Development Unit for In-Space Pneumatic Helium Transfer Compressor

High-pressure gaseous helium (GHe) plays a critical role in spacecraft propulsion due to its near exclusive use for pressurization of propellant tanks. Several different designs for helium compressor technologies have been developed for use on Earth; however, significant design changes are required to meet the power, thermal/heat dissipation, vacuum, vibration/shock, size, mass, and efficiency requirements needed for space and launch environments. Currently, no capability exists for mass efficient on-orbit GHe (or xenon) transfer, nor has it ever been attempted. This effort proposed several challenging requirements for the vendor to develop a one-of-a-kind pneumatic compressor prototype.

In order to develop a compressor prototype at a TRL 4, a partnership with Air Squared, Inc. was established. This CIF project concluded with the receipt of a prototype along with a proposed design for a flight unit; however, it will not be built due to funding limitations.

The vendor had moderate success with initial testing of the prototype at lower pressures (with shimming configured for low pressure). There were delays with testing since the unit was built for higher pressures and the low pressure shimming was challenging to implement. It was found that operation of the compressor at lower pressures caused increased friction on the motor shaft which resulted in the unit drawing more power (current).
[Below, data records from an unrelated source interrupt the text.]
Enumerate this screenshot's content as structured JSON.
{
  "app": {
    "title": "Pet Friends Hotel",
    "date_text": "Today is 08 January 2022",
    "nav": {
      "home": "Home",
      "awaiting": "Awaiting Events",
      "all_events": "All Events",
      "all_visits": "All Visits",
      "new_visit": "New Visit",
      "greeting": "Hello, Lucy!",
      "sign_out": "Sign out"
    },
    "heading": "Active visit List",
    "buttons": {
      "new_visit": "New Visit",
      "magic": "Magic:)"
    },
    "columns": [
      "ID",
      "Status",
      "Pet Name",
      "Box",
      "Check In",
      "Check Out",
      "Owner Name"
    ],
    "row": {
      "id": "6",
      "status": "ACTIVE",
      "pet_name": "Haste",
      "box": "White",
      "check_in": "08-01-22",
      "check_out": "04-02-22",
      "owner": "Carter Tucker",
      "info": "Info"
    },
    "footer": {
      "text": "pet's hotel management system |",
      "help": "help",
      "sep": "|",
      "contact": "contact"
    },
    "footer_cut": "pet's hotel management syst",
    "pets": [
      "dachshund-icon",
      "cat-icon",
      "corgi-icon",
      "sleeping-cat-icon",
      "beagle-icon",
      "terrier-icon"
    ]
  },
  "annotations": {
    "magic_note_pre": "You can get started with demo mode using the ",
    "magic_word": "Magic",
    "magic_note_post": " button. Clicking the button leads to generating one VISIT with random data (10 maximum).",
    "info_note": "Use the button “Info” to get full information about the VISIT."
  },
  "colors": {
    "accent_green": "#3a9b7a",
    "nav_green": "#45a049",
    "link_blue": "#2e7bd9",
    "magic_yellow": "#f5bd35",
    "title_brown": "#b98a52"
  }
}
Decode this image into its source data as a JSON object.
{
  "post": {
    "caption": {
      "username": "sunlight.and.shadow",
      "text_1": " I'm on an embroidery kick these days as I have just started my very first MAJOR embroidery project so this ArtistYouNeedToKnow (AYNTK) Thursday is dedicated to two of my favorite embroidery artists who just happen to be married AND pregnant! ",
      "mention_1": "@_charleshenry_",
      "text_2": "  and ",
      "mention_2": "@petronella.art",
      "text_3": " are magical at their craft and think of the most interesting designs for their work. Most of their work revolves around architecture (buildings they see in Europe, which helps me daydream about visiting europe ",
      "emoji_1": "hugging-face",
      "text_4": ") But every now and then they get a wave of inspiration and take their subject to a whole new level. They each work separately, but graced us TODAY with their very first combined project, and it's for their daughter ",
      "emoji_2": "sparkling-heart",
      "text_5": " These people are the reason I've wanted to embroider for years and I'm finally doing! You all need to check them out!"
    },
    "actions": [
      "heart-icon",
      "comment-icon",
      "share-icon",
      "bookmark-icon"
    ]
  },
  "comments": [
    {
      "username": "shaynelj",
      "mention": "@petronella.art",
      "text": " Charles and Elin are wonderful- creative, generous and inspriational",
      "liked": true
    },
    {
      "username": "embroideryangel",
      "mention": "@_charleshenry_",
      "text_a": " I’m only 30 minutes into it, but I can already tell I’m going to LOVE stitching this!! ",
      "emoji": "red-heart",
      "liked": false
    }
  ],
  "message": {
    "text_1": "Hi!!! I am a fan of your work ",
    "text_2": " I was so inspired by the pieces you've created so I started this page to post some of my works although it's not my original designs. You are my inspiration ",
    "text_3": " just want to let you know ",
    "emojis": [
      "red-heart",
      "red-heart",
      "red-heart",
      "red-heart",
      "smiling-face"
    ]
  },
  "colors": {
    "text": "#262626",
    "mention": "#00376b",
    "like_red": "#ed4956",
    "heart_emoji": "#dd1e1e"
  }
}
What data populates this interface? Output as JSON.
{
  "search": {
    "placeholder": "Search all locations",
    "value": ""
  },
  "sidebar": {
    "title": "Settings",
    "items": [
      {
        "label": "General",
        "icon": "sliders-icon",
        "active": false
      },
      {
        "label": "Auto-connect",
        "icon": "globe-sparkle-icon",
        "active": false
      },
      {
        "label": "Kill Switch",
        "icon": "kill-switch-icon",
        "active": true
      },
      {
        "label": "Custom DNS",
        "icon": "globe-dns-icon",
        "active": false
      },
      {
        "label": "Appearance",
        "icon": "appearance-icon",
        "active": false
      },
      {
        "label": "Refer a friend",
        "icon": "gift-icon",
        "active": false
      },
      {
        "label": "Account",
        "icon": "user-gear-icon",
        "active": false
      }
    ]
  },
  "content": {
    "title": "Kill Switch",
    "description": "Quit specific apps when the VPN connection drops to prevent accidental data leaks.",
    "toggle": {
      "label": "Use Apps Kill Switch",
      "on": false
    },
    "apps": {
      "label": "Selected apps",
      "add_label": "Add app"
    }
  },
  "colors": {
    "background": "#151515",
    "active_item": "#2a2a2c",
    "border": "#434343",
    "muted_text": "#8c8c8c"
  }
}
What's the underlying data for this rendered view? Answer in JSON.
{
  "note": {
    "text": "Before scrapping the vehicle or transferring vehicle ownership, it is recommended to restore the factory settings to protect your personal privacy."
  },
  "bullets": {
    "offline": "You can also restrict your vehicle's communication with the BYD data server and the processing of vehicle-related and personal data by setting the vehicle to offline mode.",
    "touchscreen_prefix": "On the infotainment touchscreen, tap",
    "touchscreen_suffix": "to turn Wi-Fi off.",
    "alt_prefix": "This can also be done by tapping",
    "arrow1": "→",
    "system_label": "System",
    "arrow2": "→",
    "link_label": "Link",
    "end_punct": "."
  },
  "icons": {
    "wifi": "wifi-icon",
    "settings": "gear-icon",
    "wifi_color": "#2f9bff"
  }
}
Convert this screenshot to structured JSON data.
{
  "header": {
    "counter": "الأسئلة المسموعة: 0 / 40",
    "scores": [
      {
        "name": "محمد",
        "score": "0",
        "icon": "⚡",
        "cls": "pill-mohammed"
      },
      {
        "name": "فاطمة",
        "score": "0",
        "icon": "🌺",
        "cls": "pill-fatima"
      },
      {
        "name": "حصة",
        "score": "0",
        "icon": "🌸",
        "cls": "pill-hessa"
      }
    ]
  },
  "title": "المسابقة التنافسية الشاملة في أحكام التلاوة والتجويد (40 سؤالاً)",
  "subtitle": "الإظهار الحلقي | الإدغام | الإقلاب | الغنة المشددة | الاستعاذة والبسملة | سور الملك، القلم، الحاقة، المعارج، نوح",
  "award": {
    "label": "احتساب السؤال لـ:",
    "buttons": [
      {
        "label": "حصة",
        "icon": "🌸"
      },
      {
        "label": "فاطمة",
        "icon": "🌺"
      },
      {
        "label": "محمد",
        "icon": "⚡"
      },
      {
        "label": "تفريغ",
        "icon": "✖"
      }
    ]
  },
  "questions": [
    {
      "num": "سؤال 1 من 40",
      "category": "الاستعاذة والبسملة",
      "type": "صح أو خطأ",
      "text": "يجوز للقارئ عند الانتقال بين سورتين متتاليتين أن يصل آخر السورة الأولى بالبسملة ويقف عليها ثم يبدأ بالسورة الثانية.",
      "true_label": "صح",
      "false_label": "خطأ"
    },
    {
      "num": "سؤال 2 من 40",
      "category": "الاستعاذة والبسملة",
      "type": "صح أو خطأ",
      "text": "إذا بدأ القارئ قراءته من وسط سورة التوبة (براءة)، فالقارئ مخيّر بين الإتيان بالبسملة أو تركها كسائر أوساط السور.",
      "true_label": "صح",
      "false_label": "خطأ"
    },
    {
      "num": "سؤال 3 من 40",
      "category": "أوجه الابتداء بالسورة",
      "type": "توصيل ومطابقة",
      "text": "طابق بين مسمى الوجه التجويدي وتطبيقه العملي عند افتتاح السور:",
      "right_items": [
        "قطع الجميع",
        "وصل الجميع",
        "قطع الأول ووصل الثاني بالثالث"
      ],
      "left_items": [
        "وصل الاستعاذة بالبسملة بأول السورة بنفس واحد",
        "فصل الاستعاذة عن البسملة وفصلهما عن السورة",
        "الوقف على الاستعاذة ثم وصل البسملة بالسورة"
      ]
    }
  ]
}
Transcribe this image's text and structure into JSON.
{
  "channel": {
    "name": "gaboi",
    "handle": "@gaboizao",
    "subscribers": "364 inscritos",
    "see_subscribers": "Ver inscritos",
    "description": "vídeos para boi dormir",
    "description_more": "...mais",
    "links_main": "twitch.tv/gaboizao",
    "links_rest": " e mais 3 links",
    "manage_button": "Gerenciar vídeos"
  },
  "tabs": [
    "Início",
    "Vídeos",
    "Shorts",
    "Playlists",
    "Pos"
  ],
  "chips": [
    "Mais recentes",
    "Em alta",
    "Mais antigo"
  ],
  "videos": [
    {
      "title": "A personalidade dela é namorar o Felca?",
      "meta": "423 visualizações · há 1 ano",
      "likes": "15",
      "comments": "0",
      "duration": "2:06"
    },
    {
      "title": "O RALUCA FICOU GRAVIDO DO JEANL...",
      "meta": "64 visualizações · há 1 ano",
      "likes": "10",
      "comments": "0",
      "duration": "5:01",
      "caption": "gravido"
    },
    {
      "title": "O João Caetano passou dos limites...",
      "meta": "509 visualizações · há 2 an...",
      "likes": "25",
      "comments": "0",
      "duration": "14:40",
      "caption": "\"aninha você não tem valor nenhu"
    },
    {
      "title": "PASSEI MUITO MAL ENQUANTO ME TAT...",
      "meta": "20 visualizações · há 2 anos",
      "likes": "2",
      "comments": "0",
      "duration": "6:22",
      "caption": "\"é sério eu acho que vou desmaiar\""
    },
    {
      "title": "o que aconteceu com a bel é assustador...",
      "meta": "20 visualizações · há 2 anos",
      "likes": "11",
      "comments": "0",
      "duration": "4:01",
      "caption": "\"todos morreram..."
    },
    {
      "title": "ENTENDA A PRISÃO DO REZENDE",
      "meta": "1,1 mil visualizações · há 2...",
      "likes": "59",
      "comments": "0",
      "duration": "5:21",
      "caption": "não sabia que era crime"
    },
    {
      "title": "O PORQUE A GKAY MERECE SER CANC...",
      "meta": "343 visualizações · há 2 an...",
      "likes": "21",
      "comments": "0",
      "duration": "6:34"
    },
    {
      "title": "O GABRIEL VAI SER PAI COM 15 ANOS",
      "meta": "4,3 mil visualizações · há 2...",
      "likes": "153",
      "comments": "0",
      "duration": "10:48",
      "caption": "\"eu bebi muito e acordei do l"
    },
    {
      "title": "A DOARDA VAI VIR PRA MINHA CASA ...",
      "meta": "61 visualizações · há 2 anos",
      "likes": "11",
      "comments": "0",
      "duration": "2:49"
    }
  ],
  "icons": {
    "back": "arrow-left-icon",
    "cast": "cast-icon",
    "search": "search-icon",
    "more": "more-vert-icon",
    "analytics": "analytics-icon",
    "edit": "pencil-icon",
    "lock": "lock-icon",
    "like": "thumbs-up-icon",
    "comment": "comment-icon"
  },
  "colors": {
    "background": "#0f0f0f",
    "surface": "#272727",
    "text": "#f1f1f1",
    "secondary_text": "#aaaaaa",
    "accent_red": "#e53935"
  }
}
This was initially thought to be a motor or controller defect. Subsequent high pressure testing at KSC showed that the friction was reduced for the optimal design point (with a high pressure shimming configuration) and the motor (and controller) performed nominally. Following the vendor testing, the unit was tuned/shimmed for a nominal inlet pressure and shipped to KSC for high pressure testing using the custom-designed setup in the Vehicle Assembly Building. The unit performed well, showing the capability to achieve over higher pressure of compression. The pressure differential could likely increase, however, the maximum output of the power supply used for testing was reached, limiting the compressor motor’s capability. Following the GN2 testing, the test setup was converted to GHe with at high pressure. It was shown that although the unit was unable to achieve similar high pressure differentials due to reverse leakage of the GHe through the scroll tip seals, it did achieve the desired GHe compression. This may still be useful for some applications, however, for the purpose of on-orbit GHe transfer, the single stage design would need to be changed to include multiple stages to achieve the compression goals initially proposed by the project.